In the first major foreign policy speech from the new administration, the vice-president, Joe Biden, told a security conference in Munich that the strategic review on Afghanistan under way in Washington would "make sure that our goals are clear and achievable".

Notable by its absence in any of the speeches from the American team was any mention of building democracy in Afghanistan. Instead, the emphasis was on creating sustainable security to try to prevent the Taliban from extending their grip on the country."

Good. I'm resigned to a continuation of US colonialism in Afghanistan with or without a NATO gloss. They can't unshit the bed but if it's not too late they can help change the sheets.

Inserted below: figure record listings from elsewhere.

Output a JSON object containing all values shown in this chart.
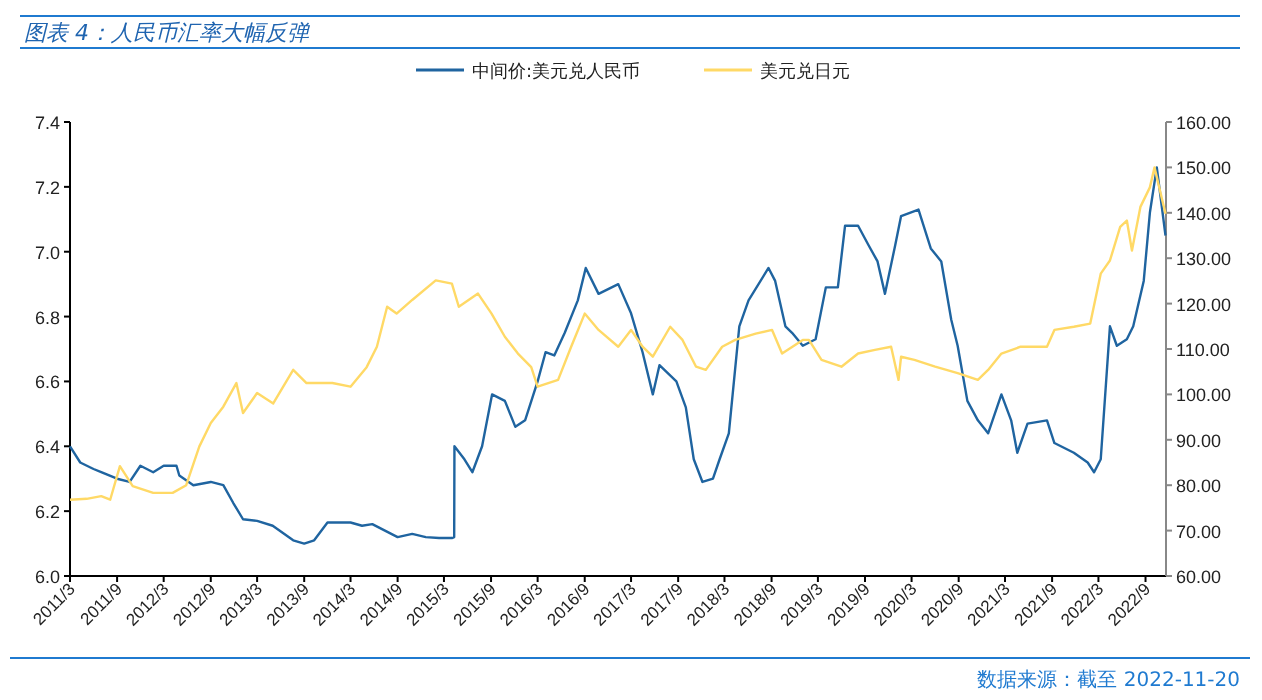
{
  "chart_data": {
    "type": "line",
    "title": "图表 4：人民币汇率大幅反弹",
    "legend": "top",
    "xlim": [
      "2011-03-01",
      "2022-11-20"
    ],
    "xticks": [
      {
        "value": "2011-03",
        "label": "2011/3"
      },
      {
        "value": "2011-09",
        "label": "2011/9"
      },
      {
        "value": "2012-03",
        "label": "2012/3"
      },
      {
        "value": "2012-09",
        "label": "2012/9"
      },
      {
        "value": "2013-03",
        "label": "2013/3"
      },
      {
        "value": "2013-09",
        "label": "2013/9"
      },
      {
        "value": "2014-03",
        "label": "2014/3"
      },
      {
        "value": "2014-09",
        "label": "2014/9"
      },
      {
        "value": "2015-03",
        "label": "2015/3"
      },
      {
        "value": "2015-09",
        "label": "2015/9"
      },
      {
        "value": "2016-03",
        "label": "2016/3"
      },
      {
        "value": "2016-09",
        "label": "2016/9"
      },
      {
        "value": "2017-03",
        "label": "2017/3"
      },
      {
        "value": "2017-09",
        "label": "2017/9"
      },
      {
        "value": "2018-03",
        "label": "2018/3"
      },
      {
        "value": "2018-09",
        "label": "2018/9"
      },
      {
        "value": "2019-03",
        "label": "2019/3"
      },
      {
        "value": "2019-09",
        "label": "2019/9"
      },
      {
        "value": "2020-03",
        "label": "2020/3"
      },
      {
        "value": "2020-09",
        "label": "2020/9"
      },
      {
        "value": "2021-03",
        "label": "2021/3"
      },
      {
        "value": "2021-09",
        "label": "2021/9"
      },
      {
        "value": "2022-03",
        "label": "2022/3"
      },
      {
        "value": "2022-09",
        "label": "2022/9"
      }
    ],
    "ylim": [
      6.0,
      7.4
    ],
    "yticks": [
      {
        "value": 6.0,
        "label": "6.0"
      },
      {
        "value": 6.2,
        "label": "6.2"
      },
      {
        "value": 6.4,
        "label": "6.4"
      },
      {
        "value": 6.6,
        "label": "6.6"
      },
      {
        "value": 6.8,
        "label": "6.8"
      },
      {
        "value": 7.0,
        "label": "7.0"
      },
      {
        "value": 7.2,
        "label": "7.2"
      },
      {
        "value": 7.4,
        "label": "7.4"
      }
    ],
    "y2lim": [
      60,
      160
    ],
    "y2ticks": [
      {
        "value": 60,
        "label": "60.00"
      },
      {
        "value": 70,
        "label": "70.00"
      },
      {
        "value": 80,
        "label": "80.00"
      },
      {
        "value": 90,
        "label": "90.00"
      },
      {
        "value": 100,
        "label": "100.00"
      },
      {
        "value": 110,
        "label": "110.00"
      },
      {
        "value": 120,
        "label": "120.00"
      },
      {
        "value": 130,
        "label": "130.00"
      },
      {
        "value": 140,
        "label": "140.00"
      },
      {
        "value": 150,
        "label": "150.00"
      },
      {
        "value": 160,
        "label": "160.00"
      }
    ],
    "series": [
      {
        "name": "中间价:美元兑人民币",
        "color": "#1f64a0",
        "x": [
          "2011-03-01",
          "2011-04-10",
          "2011-06-01",
          "2011-07-01",
          "2011-09-01",
          "2011-10-20",
          "2011-12-01",
          "2012-01-20",
          "2012-03-01",
          "2012-04-20",
          "2012-05-01",
          "2012-06-25",
          "2012-09-01",
          "2012-10-20",
          "2012-11-28",
          "2013-01-05",
          "2013-03-01",
          "2013-05-01",
          "2013-07-20",
          "2013-09-01",
          "2013-10-10",
          "2013-12-01",
          "2014-03-01",
          "2014-04-15",
          "2014-05-25",
          "2014-09-01",
          "2014-10-28",
          "2014-12-20",
          "2015-02-10",
          "2015-04-01",
          "2015-04-10",
          "2015-04-11",
          "2015-05-20",
          "2015-06-20",
          "2015-07-28",
          "2015-09-05",
          "2015-10-25",
          "2015-12-05",
          "2016-01-12",
          "2016-03-01",
          "2016-04-01",
          "2016-05-05",
          "2016-06-15",
          "2016-08-05",
          "2016-09-05",
          "2016-10-25",
          "2017-01-10",
          "2017-03-01",
          "2017-04-15",
          "2017-05-25",
          "2017-06-20",
          "2017-08-25",
          "2017-10-01",
          "2017-11-01",
          "2017-12-05",
          "2018-01-15",
          "2018-02-10",
          "2018-03-18",
          "2018-04-28",
          "2018-06-03",
          "2018-08-20",
          "2018-09-15",
          "2018-10-25",
          "2018-11-20",
          "2019-01-01",
          "2019-02-20",
          "2019-04-01",
          "2019-05-18",
          "2019-06-15",
          "2019-08-05",
          "2019-09-15",
          "2019-10-20",
          "2019-11-18",
          "2019-12-28",
          "2020-01-20",
          "2020-03-28",
          "2020-05-15",
          "2020-06-25",
          "2020-08-03",
          "2020-08-28",
          "2020-10-05",
          "2020-11-15",
          "2020-12-25",
          "2021-02-15",
          "2021-03-25",
          "2021-04-18",
          "2021-05-28",
          "2021-08-12",
          "2021-09-10",
          "2021-11-25",
          "2022-01-18",
          "2022-02-12",
          "2022-03-10",
          "2022-04-15",
          "2022-05-12",
          "2022-06-20",
          "2022-07-15",
          "2022-08-25",
          "2022-09-18",
          "2022-10-15",
          "2022-11-18"
        ],
        "values": [
          6.4,
          6.35,
          6.33,
          6.32,
          6.3,
          6.29,
          6.34,
          6.32,
          6.34,
          6.34,
          6.31,
          6.28,
          6.29,
          6.28,
          6.225,
          6.175,
          6.17,
          6.155,
          6.11,
          6.1,
          6.11,
          6.165,
          6.165,
          6.155,
          6.16,
          6.12,
          6.13,
          6.12,
          6.117,
          6.117,
          6.12,
          6.4,
          6.36,
          6.32,
          6.4,
          6.56,
          6.54,
          6.46,
          6.48,
          6.6,
          6.69,
          6.68,
          6.75,
          6.85,
          6.95,
          6.87,
          6.9,
          6.81,
          6.69,
          6.56,
          6.65,
          6.6,
          6.52,
          6.36,
          6.29,
          6.3,
          6.36,
          6.44,
          6.77,
          6.85,
          6.95,
          6.91,
          6.77,
          6.75,
          6.71,
          6.73,
          6.89,
          6.89,
          7.08,
          7.08,
          7.02,
          6.97,
          6.87,
          7.02,
          7.11,
          7.13,
          7.01,
          6.97,
          6.79,
          6.71,
          6.54,
          6.48,
          6.44,
          6.56,
          6.48,
          6.38,
          6.47,
          6.48,
          6.41,
          6.38,
          6.35,
          6.32,
          6.36,
          6.77,
          6.71,
          6.73,
          6.77,
          6.91,
          7.12,
          7.26,
          7.05
        ]
      },
      {
        "name": "美元兑日元",
        "color": "#ffd966",
        "axis": "y2",
        "x": [
          "2011-03-01",
          "2011-05-05",
          "2011-07-01",
          "2011-08-05",
          "2011-09-12",
          "2011-11-01",
          "2012-01-20",
          "2012-04-05",
          "2012-05-28",
          "2012-07-18",
          "2012-09-01",
          "2012-10-20",
          "2012-12-10",
          "2013-01-05",
          "2013-03-01",
          "2013-05-03",
          "2013-07-20",
          "2013-09-10",
          "2013-12-20",
          "2014-03-01",
          "2014-05-03",
          "2014-06-12",
          "2014-07-22",
          "2014-08-28",
          "2014-10-28",
          "2015-01-28",
          "2015-04-01",
          "2015-04-28",
          "2015-07-12",
          "2015-09-03",
          "2015-10-25",
          "2015-12-15",
          "2016-02-05",
          "2016-03-01",
          "2016-05-20",
          "2016-07-10",
          "2016-09-01",
          "2016-10-25",
          "2017-01-10",
          "2017-03-01",
          "2017-04-15",
          "2017-05-25",
          "2017-08-01",
          "2017-09-18",
          "2017-11-10",
          "2017-12-18",
          "2018-02-20",
          "2018-04-12",
          "2018-07-01",
          "2018-09-03",
          "2018-10-12",
          "2019-01-01",
          "2019-01-25",
          "2019-03-15",
          "2019-06-01",
          "2019-08-05",
          "2019-10-10",
          "2019-12-12",
          "2020-01-10",
          "2020-01-20",
          "2020-03-12",
          "2020-06-01",
          "2020-08-28",
          "2020-11-15",
          "2020-12-25",
          "2021-02-15",
          "2021-05-01",
          "2021-08-12",
          "2021-09-10",
          "2021-11-25",
          "2022-01-28",
          "2022-03-10",
          "2022-04-15",
          "2022-05-25",
          "2022-06-20",
          "2022-07-10",
          "2022-08-12",
          "2022-09-18",
          "2022-10-06",
          "2022-11-18"
        ],
        "values": [
          76.8,
          77,
          77.6,
          76.8,
          84.2,
          79.8,
          78.3,
          78.3,
          80,
          88.5,
          93.7,
          97.3,
          102.5,
          95.9,
          100.3,
          98,
          105.4,
          102.5,
          102.5,
          101.7,
          106,
          110.5,
          119.3,
          117.8,
          120.8,
          125.1,
          124.4,
          119.3,
          122.2,
          117.8,
          112.7,
          109,
          106,
          101.7,
          103.2,
          110.5,
          117.8,
          114.2,
          110.5,
          114.2,
          110.5,
          108.3,
          114.9,
          112,
          106.1,
          105.4,
          110.5,
          112,
          113.4,
          114.2,
          109,
          112,
          112,
          107.6,
          106.1,
          109,
          109.8,
          110.5,
          103.2,
          108.3,
          107.6,
          106.1,
          104.7,
          103.2,
          105.4,
          109,
          110.5,
          110.5,
          114.2,
          114.9,
          115.6,
          126.6,
          129.5,
          136.9,
          138.3,
          131.7,
          141.3,
          145.6,
          150,
          139.8
        ]
      }
    ],
    "annotations": [
      "数据来源：截至 2022-11-20"
    ]
  }
}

Whose stomachs are involved though?
DFAIT is pleased to boost Canadian companies to get in on the corporate action :
"Canadian companies that had to struggle to get a piece of the U.S. reconstruction of Iraq have been given a chance to avoid that problem in Afghanistan.

The federal public works department has issued a call for construction companies that might be interested in bidding on up to $100 million in upgrades to NATO's main air base in southern Afghanistan.
The United States is footing the bill ...
The work at Kandahar Airfield would involve "improvements to aircraft parking areas, the taxiway and the construction of an ammunition storage depot..."

You telling me there aren't any Afghan construction companies who could benefit from a contract to improve a parking lot?

And will KBR Canada , "with offices in Edmonton and Calgary" qualify?

KBR, formerly Kellogg Brown & Root and owned by Halliburton Co. , has just been awarded a $35 million Pentagon contract despite a $559 million fine for bribery in Nigeria, electrocuting US soldiers due to poor workmanship standards in Iraq, and running shell offices out of Cayman Islands box numbers to avoid paying taxes. Plus the alleged gang rapes and cover-ups among employees.

And reconstruction marches on. Strong stomachs will be required.

1 comment:

thwap said...

yeah, best to stop focusing on "democracy" since that hasn't worked after rigourous application.

Best to focus on security and stabilizing the unpopular government.